Best Unmentioned Light
It seems weird not to mention the Peak Eiger in a series of flashlight recommendations. It’s not perfect because the QTC is a bit jumpy, but it is so remarkably flexible.
Additionally, with all of the accessories, aftermarket upgrades, and options, this light can be made to do whatever you possibly want. It’s so light and so small (thanks to the 1xAAA format) that it all but disappears in your pocket. Some other great unmentioned lights include the Zebralight SC52, the Steve Ku Quantum (or Q2), and Sunwayman M11R. All make excellent EDC lights.
Best Kilolumen Light
There aren’t a whole lot of real reasons to carry a kilolumen flashlight for EDC, and furthermore there aren’t a whole lot of these lights small enough to work as an EDC torch. The one that stands out above the rest is the Eagletac TX25C2.
This is a real thrower with a peak output over 1K lumens. It also has a great UI, a very clever and functional pocket clip, and it is only marginally larger than some of the hefty 1xCR123a lights out there. It runs an 18650, as do almost all of the lights that fall in this category, and that gives you a tremendous amount of runtime and output. All of these lights are expensive, usually over a $100 if you buy one made by a reputable company, but the TX25C2 stands out. There aren’t a bevvy of pocketable kilolumen lights out there, but the Zebralight SC600 Mk.II is another one. I like the UI on the Eagletac better, but the SC600 is even smaller.
Well I haven’t done a lot of lantern reviews, but I have owned more than my fair share. Having a kid meant that a lantern was part of our “don’t wake up the baby” ritual. It was one of those things that just helped out here and there. But the ones we owned were absolute garbage. Just utter and complete trash. I had assumed, wrongly, that there was no such thing as a “good” LED lantern. Then I found the R-PAL.
Simply put, if you are looking for an area light, nothing else is worth even considering. It runs on a single 18650, it has a robust and lightweight design, and it has a ton of touches that tell you this is what lanterns could and should be like. We often get locked into this “flashlight only mentality” but the reality is, in a power outage a lantern is more useful. The R-PAL is just amazing. There are NO other considerations here. This is it.
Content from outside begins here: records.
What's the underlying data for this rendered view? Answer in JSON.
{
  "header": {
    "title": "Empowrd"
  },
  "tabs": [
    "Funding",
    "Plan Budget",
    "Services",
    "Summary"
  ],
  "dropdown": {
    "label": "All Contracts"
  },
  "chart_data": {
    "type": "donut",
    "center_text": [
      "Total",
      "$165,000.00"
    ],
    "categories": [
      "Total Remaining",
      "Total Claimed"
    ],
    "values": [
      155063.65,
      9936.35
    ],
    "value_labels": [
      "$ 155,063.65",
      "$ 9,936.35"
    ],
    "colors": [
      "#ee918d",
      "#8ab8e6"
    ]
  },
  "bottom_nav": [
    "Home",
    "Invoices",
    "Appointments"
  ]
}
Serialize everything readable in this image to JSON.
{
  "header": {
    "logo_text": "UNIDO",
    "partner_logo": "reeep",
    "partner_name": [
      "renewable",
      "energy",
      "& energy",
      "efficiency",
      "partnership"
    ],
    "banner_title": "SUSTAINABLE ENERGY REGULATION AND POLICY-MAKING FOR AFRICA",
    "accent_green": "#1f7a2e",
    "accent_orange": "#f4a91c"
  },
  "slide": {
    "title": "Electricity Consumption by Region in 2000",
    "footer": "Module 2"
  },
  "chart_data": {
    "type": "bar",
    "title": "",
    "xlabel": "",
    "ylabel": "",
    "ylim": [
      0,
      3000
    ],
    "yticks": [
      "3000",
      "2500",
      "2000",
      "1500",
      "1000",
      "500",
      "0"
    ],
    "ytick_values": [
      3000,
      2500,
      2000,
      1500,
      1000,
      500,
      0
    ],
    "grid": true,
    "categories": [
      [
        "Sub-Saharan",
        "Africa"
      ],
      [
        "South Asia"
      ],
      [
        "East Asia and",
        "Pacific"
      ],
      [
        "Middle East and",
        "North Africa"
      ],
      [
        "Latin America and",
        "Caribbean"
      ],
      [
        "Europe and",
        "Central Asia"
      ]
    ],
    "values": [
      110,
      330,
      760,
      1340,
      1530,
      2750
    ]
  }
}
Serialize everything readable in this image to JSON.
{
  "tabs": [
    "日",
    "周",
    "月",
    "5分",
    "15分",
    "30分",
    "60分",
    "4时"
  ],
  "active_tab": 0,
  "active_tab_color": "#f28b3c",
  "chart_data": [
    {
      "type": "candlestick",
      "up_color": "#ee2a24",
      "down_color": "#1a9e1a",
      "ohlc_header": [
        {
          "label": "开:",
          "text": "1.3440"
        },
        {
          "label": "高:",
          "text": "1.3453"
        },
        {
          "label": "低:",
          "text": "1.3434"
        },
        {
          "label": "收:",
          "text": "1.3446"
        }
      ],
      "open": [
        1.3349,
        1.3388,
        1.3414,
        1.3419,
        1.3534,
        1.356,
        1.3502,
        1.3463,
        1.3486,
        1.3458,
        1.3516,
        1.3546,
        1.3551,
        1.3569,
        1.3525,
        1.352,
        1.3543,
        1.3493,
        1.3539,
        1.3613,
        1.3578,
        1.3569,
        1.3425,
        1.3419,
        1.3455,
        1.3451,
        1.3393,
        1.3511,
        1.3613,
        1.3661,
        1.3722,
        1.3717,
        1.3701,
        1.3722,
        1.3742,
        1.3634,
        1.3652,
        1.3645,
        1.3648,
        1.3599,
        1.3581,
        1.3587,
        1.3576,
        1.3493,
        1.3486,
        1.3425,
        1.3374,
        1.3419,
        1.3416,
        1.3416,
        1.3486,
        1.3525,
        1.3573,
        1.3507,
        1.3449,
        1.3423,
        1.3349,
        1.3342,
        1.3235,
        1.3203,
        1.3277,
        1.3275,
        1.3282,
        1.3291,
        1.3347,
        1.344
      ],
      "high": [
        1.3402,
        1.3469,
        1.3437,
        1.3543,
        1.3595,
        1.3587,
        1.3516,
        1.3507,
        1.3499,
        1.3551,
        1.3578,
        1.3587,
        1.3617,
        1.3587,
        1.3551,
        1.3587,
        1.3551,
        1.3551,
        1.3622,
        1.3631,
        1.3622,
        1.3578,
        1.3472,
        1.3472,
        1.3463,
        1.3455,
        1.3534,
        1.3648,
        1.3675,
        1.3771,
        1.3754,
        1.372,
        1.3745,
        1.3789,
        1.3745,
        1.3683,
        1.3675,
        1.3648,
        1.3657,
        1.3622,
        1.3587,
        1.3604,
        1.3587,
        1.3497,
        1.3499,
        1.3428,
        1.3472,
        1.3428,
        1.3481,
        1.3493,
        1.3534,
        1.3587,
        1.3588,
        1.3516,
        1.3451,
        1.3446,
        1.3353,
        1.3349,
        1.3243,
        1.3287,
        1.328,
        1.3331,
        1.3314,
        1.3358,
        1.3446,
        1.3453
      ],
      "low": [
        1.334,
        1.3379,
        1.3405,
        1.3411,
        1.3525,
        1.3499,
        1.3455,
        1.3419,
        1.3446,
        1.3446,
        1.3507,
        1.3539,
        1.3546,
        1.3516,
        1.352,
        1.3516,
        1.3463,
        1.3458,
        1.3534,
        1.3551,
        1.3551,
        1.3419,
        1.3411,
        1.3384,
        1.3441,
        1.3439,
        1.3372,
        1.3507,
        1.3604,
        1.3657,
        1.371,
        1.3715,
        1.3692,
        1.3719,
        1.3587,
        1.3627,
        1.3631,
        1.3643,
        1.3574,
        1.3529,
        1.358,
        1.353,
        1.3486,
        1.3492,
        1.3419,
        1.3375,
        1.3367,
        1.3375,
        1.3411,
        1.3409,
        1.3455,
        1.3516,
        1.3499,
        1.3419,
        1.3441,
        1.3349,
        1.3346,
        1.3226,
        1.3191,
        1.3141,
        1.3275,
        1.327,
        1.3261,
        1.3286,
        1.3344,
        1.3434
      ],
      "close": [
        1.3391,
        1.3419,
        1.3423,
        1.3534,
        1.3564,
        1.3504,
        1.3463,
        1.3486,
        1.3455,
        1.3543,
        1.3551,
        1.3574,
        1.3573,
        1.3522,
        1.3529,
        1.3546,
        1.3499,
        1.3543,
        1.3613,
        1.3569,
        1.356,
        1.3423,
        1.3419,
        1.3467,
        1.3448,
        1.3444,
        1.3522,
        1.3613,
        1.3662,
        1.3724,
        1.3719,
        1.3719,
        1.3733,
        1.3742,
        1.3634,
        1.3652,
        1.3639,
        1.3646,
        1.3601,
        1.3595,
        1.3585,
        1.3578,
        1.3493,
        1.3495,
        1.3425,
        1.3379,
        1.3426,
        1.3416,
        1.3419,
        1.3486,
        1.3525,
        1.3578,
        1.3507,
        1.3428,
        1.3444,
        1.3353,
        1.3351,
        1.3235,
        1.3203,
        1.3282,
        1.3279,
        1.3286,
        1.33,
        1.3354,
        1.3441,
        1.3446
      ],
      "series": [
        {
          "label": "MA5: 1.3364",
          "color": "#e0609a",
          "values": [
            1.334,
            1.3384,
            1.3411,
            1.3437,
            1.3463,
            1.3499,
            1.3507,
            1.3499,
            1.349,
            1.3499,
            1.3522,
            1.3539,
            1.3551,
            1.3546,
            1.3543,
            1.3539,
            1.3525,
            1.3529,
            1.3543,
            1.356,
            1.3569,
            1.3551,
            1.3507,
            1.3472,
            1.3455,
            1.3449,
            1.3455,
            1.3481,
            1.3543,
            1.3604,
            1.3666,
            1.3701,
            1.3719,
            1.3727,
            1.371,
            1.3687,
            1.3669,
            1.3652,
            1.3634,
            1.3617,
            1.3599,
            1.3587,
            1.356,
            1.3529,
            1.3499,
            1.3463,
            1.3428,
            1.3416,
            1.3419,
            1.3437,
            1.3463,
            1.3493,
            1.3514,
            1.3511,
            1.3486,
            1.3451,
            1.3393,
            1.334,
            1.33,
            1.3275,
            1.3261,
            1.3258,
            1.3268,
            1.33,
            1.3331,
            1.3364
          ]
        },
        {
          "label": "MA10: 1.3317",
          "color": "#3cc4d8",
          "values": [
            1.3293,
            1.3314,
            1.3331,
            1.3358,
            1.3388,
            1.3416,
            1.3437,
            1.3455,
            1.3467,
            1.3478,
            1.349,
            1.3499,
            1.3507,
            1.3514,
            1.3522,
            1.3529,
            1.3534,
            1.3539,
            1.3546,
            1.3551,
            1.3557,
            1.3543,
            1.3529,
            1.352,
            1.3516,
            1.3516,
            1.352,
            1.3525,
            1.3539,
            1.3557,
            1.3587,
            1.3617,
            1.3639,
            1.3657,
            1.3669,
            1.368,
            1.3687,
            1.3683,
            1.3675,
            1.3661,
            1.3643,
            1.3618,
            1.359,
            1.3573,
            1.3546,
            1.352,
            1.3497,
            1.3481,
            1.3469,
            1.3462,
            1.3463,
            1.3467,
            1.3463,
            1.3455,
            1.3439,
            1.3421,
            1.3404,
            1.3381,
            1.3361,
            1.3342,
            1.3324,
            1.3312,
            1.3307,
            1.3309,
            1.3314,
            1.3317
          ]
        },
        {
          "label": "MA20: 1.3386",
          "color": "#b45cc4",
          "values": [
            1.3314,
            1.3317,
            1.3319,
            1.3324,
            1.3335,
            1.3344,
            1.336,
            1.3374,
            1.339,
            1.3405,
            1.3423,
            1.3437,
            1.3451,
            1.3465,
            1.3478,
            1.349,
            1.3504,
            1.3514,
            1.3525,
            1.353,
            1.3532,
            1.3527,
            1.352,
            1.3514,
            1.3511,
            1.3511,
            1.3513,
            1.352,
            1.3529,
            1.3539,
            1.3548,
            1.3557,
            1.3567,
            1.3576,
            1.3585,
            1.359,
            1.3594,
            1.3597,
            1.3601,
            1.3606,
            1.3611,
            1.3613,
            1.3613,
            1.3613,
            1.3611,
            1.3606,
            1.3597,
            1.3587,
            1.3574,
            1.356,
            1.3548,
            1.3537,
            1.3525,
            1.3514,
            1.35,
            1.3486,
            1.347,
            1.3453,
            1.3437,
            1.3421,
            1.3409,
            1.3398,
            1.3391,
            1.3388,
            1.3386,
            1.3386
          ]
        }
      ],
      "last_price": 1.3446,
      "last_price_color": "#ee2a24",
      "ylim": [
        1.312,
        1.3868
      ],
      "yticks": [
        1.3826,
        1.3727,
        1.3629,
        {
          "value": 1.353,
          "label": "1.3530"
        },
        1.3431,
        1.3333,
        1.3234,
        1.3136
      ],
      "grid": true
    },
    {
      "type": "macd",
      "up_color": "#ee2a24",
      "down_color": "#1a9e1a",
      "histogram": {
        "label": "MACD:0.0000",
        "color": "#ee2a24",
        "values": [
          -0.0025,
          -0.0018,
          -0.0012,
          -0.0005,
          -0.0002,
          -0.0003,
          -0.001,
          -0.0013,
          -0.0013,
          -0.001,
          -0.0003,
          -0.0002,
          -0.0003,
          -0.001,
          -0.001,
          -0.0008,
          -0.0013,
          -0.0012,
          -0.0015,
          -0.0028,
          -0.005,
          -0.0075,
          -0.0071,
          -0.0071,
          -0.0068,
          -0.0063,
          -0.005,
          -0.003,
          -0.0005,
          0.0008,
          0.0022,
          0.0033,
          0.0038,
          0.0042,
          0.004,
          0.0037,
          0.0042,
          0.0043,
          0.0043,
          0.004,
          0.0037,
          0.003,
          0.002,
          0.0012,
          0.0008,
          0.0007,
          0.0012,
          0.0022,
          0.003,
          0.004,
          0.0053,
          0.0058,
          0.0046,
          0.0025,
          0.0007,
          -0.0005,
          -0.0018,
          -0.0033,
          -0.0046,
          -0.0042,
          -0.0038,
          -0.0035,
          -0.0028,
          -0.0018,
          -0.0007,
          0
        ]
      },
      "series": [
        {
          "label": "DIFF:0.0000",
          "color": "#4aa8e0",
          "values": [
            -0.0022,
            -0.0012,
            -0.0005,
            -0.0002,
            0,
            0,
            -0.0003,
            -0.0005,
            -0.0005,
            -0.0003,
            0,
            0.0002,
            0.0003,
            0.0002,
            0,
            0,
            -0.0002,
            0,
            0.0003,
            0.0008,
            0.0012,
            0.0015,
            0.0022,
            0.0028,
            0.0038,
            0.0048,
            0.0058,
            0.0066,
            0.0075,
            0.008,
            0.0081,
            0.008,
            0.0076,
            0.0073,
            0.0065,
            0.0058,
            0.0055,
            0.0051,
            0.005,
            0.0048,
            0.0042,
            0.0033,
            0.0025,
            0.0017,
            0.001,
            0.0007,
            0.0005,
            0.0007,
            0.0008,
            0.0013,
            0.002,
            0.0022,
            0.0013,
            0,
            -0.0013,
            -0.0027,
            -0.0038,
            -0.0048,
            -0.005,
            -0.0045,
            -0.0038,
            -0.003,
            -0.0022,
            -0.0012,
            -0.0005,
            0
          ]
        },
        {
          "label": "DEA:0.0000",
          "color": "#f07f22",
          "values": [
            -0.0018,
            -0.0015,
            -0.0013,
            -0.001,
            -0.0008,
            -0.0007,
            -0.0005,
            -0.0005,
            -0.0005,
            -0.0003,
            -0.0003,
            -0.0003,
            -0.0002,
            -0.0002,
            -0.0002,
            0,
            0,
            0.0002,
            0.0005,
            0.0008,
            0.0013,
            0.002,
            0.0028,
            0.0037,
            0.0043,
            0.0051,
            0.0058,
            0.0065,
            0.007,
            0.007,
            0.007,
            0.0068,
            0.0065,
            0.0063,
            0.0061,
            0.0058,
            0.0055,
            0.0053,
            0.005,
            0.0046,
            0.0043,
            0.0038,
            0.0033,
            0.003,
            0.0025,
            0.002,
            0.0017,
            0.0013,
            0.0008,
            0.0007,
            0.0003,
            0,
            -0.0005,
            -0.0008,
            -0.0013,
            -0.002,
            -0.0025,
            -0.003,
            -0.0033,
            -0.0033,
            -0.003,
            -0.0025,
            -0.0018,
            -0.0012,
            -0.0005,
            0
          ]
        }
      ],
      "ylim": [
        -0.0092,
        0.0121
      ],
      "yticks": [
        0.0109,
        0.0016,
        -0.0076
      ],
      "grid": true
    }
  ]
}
Okay, I am not a headlamp guy. Not at all. And I know they are a rabbit hole unto themselves with complex ultra robust designs for cavers and the like. I know zero about those things. But for regular folks, there are a few choices that are pretty good. If you need a headlamp for caving, these won’t work (they will, but you have better options and more serious needs). If you need a headlamp for stuff around the house and power outages, these will do well. My first choice would be the 47s Atom.
The Atom can be purchased with a head strap and a clever rotating plastic receiver that converts this tiny light into a true headlamp. The receiver has a few inserts to make it compatible with a range of 47s lights. It is a brilliant accessory, and the Atom works best with it thanks to its all-flood, no throw reflector-less head. Zebralight makes a few headlamps that can do double duty, but these are closer to the “pure” headlamp that I am just not certain regular folks can justify spending money on. If you aren’t a regular headlamp user but want one just in case, check out the Atom.